Open yokyoku-taikan opened 1 year ago

yokyoku-taikan commented 1 year ago

Hello,

I am currently trying to use TopicsExplorer with a corpus of CJK texts (all of the .txt files are UTF-8 encoded). After I click on "Train topic model" the program outputs the following error message:

Closing connection to database... Fetching stopwords... Cleaning corpus... Connecting to database... Insert stopwords into database... Closing connection to database... Successfully preprocessed data. Connecting to database... Insert token frequencies into database... Closing connection to database... Creating topic model... n_documents: 16 vocab_size: 0 n_words: 0 n_topics: 10 n_iter: 100 all zero row in document-term matrix found ERROR: Cannot cast array data from dtype('float64') to dtype('int64') according to the rule 'safe' Redirect to error page...

It seems to me as though TopicsExplorer is unable to recognise CJK tokens/words (cf. vocab_size: 0; n_words: 0). Is there a workaround for this problem?

Thank you in advance!

severinsimmler commented 12 months ago

Hi @yokyoku-taikan,

thank you for reporting this.
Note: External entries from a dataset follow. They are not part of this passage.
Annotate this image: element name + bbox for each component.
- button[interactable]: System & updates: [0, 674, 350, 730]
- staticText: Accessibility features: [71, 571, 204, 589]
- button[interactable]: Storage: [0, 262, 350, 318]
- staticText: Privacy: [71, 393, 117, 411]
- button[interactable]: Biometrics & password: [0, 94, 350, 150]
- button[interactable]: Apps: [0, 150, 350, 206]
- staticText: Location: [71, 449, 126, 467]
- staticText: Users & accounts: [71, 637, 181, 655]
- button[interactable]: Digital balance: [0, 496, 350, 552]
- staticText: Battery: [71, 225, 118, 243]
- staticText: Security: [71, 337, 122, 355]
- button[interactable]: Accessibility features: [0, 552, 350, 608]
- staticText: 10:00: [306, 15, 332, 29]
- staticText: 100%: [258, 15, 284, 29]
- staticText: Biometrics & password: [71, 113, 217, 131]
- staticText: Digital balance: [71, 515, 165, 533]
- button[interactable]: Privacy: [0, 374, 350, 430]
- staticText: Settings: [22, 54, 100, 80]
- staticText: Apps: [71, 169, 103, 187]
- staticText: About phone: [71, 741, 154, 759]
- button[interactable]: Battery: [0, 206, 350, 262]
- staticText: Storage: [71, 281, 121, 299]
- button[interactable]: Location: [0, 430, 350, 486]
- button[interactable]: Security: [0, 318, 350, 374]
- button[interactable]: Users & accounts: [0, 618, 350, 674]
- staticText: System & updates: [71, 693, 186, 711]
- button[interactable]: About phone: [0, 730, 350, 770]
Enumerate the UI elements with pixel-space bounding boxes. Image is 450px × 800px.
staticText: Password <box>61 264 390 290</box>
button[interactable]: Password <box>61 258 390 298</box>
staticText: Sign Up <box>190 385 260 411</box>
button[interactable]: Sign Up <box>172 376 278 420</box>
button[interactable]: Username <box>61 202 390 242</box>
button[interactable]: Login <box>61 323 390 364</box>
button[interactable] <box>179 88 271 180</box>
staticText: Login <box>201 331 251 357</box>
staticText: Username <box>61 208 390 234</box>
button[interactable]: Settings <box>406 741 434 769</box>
I'm afraid the regular expression we use to tokenize the text is not ideal for CJK texts. You could try to add a token_pattern keyword argument here with your own regex that overwrites the default pattern \p{L}+\p{Connector_Punctuation}?\p{L}+:

https://github.com/DARIAH-DE/TopicsExplorer/blob/8d04d3c0e10e25c9777cfe5addaf2cc79d92236a/topicsexplorer/utils.py#L117

If this even makes sense for CJK texts since it is way more complex to tokenize than e.g. English (at least as far as I know).

Alternatively you could try overwriting the tokenization of the Document class that is used for further processing, maybe something like:

from cophi.text.model import Document as _Document

def custom_cjk_tokenizeation(text):
    # maybe use https://github.com/fxsjy/jieba
    ...

class Document(_Document):
    def __init__(
        text,
        title=None,
        lowercase=True,
        n=None,
        maximum=None,
    ):
        self.text = text
        self.title = title
        self.lowercase = lowercase
        if n is not None and n < 1:
            raise ValueError(f"Arg 'n' must be greater than {n}.")
        self.n = n
        self.maximum = maximum
        self.tokens = custom_cjk_tokenizeation(text)
        if self.lowercase:
            self.tokens = utils.lowercase_tokens(self.tokens)

Note that these changes require to run the whole application locally and not using the provided executables.